Alexa, play @%!^&!!
Voice assistants have a long way to go still, but that’s not slowing an AI-based speech recognition startup’s ambitions to be the de facto meeting notes assistant, capturing voice-to-text interactions.
Silicon Valley-based AISense has launched Otter, a GPU-powered app that records speech and quickly returns voice files and transcriptions noted from multiple people. Otter is available now for free on iOS, Android and the web.
Founded in 2016, the startup has focused on speech recognition technologies for long-form conversations among multiple speakers, as well as on a language processing area known as speaker diarization, which enables machines to differentiate voices.
Two years in the making, AISense’s proprietary Ambient Voice Intelligence technology allows people to store, search, share and analyze voice conversations.
Otter allows you to scroll text, clearly labeled coming from multiple people, and gives the option to listen, as well.
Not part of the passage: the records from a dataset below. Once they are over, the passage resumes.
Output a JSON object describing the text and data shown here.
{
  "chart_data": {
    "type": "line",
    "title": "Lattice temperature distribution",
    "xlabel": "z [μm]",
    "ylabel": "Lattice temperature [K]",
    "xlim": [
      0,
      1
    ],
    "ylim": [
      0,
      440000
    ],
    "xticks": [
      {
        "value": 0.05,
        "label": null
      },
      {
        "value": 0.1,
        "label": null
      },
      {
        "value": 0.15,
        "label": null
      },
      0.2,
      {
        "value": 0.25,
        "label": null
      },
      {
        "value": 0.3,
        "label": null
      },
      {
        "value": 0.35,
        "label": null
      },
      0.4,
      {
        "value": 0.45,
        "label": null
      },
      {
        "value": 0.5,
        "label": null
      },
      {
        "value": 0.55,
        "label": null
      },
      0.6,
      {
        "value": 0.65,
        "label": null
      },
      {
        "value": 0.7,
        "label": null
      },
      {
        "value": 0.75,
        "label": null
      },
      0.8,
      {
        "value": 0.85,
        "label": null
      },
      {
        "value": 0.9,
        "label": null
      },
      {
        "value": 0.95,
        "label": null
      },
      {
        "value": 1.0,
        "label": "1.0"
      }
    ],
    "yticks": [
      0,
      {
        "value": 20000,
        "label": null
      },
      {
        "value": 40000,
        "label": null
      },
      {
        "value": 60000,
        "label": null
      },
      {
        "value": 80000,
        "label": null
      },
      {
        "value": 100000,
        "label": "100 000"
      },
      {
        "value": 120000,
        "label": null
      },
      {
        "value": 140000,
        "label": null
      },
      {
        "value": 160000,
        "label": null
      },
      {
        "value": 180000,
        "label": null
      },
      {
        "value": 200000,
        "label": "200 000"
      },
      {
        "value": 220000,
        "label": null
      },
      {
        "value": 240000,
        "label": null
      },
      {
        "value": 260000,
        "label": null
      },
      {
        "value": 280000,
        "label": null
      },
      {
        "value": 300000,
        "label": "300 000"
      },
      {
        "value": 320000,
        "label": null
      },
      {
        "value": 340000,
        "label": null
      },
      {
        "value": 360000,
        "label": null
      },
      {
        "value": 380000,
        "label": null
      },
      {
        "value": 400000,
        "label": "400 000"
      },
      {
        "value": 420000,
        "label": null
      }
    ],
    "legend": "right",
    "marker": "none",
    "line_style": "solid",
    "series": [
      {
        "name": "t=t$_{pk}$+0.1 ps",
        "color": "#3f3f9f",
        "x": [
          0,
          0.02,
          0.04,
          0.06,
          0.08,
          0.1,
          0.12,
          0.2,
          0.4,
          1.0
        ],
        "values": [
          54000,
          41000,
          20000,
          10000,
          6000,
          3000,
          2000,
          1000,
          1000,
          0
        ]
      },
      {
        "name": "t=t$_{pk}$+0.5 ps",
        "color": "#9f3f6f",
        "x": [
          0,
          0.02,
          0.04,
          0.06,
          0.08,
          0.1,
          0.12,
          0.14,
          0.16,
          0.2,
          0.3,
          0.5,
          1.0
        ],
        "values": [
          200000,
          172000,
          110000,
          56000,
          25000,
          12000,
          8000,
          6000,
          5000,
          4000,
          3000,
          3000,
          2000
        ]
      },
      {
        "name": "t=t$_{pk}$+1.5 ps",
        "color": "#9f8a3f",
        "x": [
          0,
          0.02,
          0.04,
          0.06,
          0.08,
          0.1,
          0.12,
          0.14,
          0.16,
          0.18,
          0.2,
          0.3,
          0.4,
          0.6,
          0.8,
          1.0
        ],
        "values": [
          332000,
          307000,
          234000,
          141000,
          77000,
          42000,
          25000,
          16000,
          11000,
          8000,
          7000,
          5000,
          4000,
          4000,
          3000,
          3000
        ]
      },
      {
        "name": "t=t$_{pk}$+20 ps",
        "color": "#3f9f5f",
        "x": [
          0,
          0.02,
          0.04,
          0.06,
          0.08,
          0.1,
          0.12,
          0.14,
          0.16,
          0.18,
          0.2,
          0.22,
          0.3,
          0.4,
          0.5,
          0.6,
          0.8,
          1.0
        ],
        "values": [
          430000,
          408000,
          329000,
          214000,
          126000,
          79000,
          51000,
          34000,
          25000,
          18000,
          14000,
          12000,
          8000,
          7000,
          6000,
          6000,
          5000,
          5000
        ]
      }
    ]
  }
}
The app provides better than 90 percent accuracy in text dictation, according to the company.
Human-to-human interactions are much more difficult to capture than human-to-machine interactions such as simple commands between people and Amazon’s Alexa, Apple’s Siri or Google Assistant, according to AISense co-founder and CEO Sam Liang. That’s what makes Otter different from traditional voice products, which only handle short queries or commands from a single speaker.
AISense technology had to be enhanced to handle all of the complicated interactions of people and nuances of conversations, and it can get tripped up by accents in people’s speech, said Liang.
“This is a pretty deep technology. It’s extremely difficult,” he said. “We had to do pretty sophisticated supervised learning, and we had to get a lot of labeled data, with hundreds of thousands of hours of recordings.”
Liang is a well-known Silicon Valley tech figure. At Google Maps, he was responsible for the blue dot as the tech lead of location services. In 2013, he sold his startup Alohar Mobile to Alibaba.
His latests startup is also building a semi-supervised learning system to do self-learning from large quantities of meeting data without requiring human transcription.
Luckily, there’s a ton of such training data available online. The 15-person team at AISense was able to get freely available data from archives of NPR radio programs and Supreme Court proceedings available at the Library of Congress.
Then it used terabytes of audio data and transcripts to train its algorithms for Otter, relying on 50 NVIDIA Tesla GPUs. Said Liang, “It’s a startup and we have to spend money very frugally. But we have to spend some resources on GPUs — it’s just a must.”
The company is targeting Otter at enterprise customers who might use it in meetings. AISense plans to release a premium version that will require a subscription, and it already licenses some of its technology to enterprise customers.
AISense recently partnered with Zoom Video Communications to handle gobs of voice data, which is being robo-transcribed by AISense’s technology.
AISense has raised more than $13 million in funding to date. Investors include Horizon Ventures, Draper Associates, Slow Ventures, SV Tech Ventures, Bridgewater Associates, 500 Startups and billionaire Stanford professor David Cheriton.